A la question de savoir si l'organisation mondiale pour la santé était fondée à saisir la Cour, après analyse des règles pertinentes de l'organisation notamment sa constitution48 et la pratique coutumière de l'organisation, la Cour retient essentiellement « Qu'aucune desdites fonctions n'entretient avec la question qui lui a été posée de rapport de connexité suffisant pour que cette question puise être considérée comme se posant dans le cadre de l'activité de l'Organisation mondiale pour la santé». Il est important de relever que de l'avis de la Cour, la question de l'OMS portait directement sur la licéité de la menace et de l'utilisation de l'arme nucléaire. Ceci explique parfaitement la position de la Cour lorsqu'elle a accepté donner son avis sur pratiquement la même question posée cette fois-ci par le Conseil de sécurité49. Il s'agit de toute évidence d'une interprétation restrictive du principe de spécialité. L'organisation n'a de compétence que celles qui lui ont été expressément reconnues par les Etats et contenues dans le traité qui l'institue. La Cour estime que « La licéité ou l'illicéité de l'utilisation d'armes nucléaires ne conditionne en rien les mesures spécifiques, de nature sanitaire ou autres qui pourraient s'imposer pour tenter de prévenir ou de guérir certains de leurs effets. Que des armes nucléaires soient utilisées licitement ou illicitement, leurs effets sur la santé restent identiques ». De la sorte, l'OMS est incompétente pour saisir la Cour pour avis sur la question épineuse de l'utilisation ou du recours à l'arme nucléaire.

Le principe de spécialité, pris sous l'angle d'une interprétation stricto sensu, a été et même continue de s'appliquer à des organisations et institutions.

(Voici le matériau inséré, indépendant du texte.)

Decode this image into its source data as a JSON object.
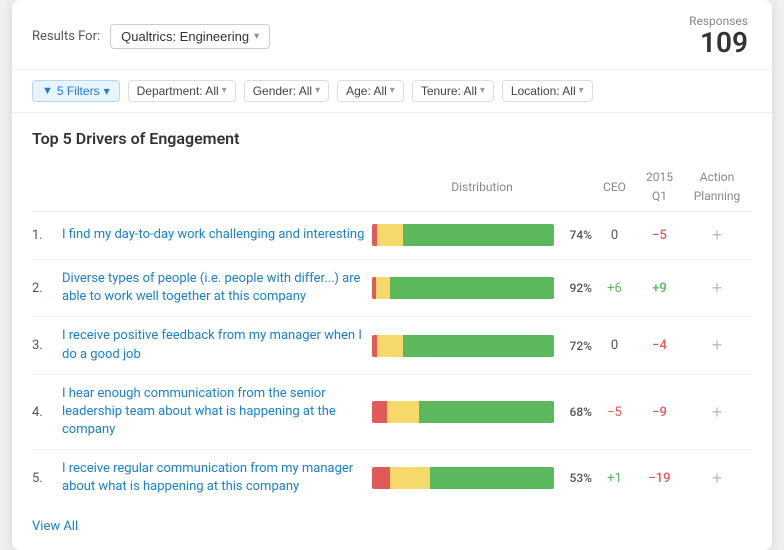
{
  "header": {
    "results_label": "Results For:",
    "dropdown_label": "Qualtrics: Engineering",
    "responses_label": "Responses",
    "responses_count": "109"
  },
  "filters": {
    "active_label": "5 Filters",
    "items": [
      {
        "label": "Department: All"
      },
      {
        "label": "Gender: All"
      },
      {
        "label": "Age: All"
      },
      {
        "label": "Tenure: All"
      },
      {
        "label": "Location: All"
      }
    ]
  },
  "section_title": "Top 5 Drivers of Engagement",
  "columns": {
    "distribution": "Distribution",
    "ceo": "CEO",
    "quarter": "2015\nQ1",
    "action_planning": "Action\nPlanning"
  },
  "drivers": [
    {
      "rank": "1.",
      "question": "I find my day-to-day work challenging and interesting",
      "bar": {
        "red": 3,
        "yellow": 14,
        "green": 83,
        "pct": "74%"
      },
      "ceo": "0",
      "delta": "−5",
      "delta_type": "neg"
    },
    {
      "rank": "2.",
      "question": "Diverse types of people (i.e. people with differ...) are able to work well together at this company",
      "bar": {
        "red": 2,
        "yellow": 8,
        "green": 90,
        "pct": "92%"
      },
      "ceo": "+6",
      "ceo_type": "pos",
      "delta": "+9",
      "delta_type": "pos"
    },
    {
      "rank": "3.",
      "question": "I receive positive feedback from my manager when I do a good job",
      "bar": {
        "red": 3,
        "yellow": 14,
        "green": 83,
        "pct": "72%"
      },
      "ceo": "0",
      "delta": "−4",
      "delta_type": "neg"
    },
    {
      "rank": "4.",
      "question": "I hear enough communication from the senior leadership team about what is happening at the company",
      "bar": {
        "red": 8,
        "yellow": 18,
        "green": 74,
        "pct": "68%"
      },
      "ceo": "−5",
      "ceo_type": "neg",
      "delta": "−9",
      "delta_type": "neg"
    },
    {
      "rank": "5.",
      "question": "I receive regular communication from my manager about what is happening at this company",
      "bar": {
        "red": 10,
        "yellow": 22,
        "green": 68,
        "pct": "53%"
      },
      "ceo": "+1",
      "ceo_type": "pos",
      "delta": "−19",
      "delta_type": "neg"
    }
  ],
  "view_all": "View All"
}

En témoigne la prolifération d'organisations internationales avec des spécifications précises50. Outre l'avantage de l'efficacité des organisations internationales du fait de leur spécialisation, le principe de spécialité contribue dans une large mesure à éviter les chevauchements de compétences entre elles.

48 Les fonctions de l'OMS sont résumées en 22 points de a à v à l'article 2 de son traité constitutif.

49 Dans sa résolution 49/75K, le Conseil de Sécurité a saisi la Cour pour qu'elle se prononce sur la licéité de la menace ou de l'utilisation de l'arme nucléaire. Ici, contrairement à ce qui était retenu dans le cas de l'OMS, la Cour a estimé que le Conseil était dans son domaine de spécialité, savoir la recherche et le maintien de la sécurité internationale, et donc pleinement recevable au rôle de la Cour. Cf. Licéité de la menace ou de l'emploi d'armes nucléaires, AC, 08 juillet 1996, Recueil CIJ 1996.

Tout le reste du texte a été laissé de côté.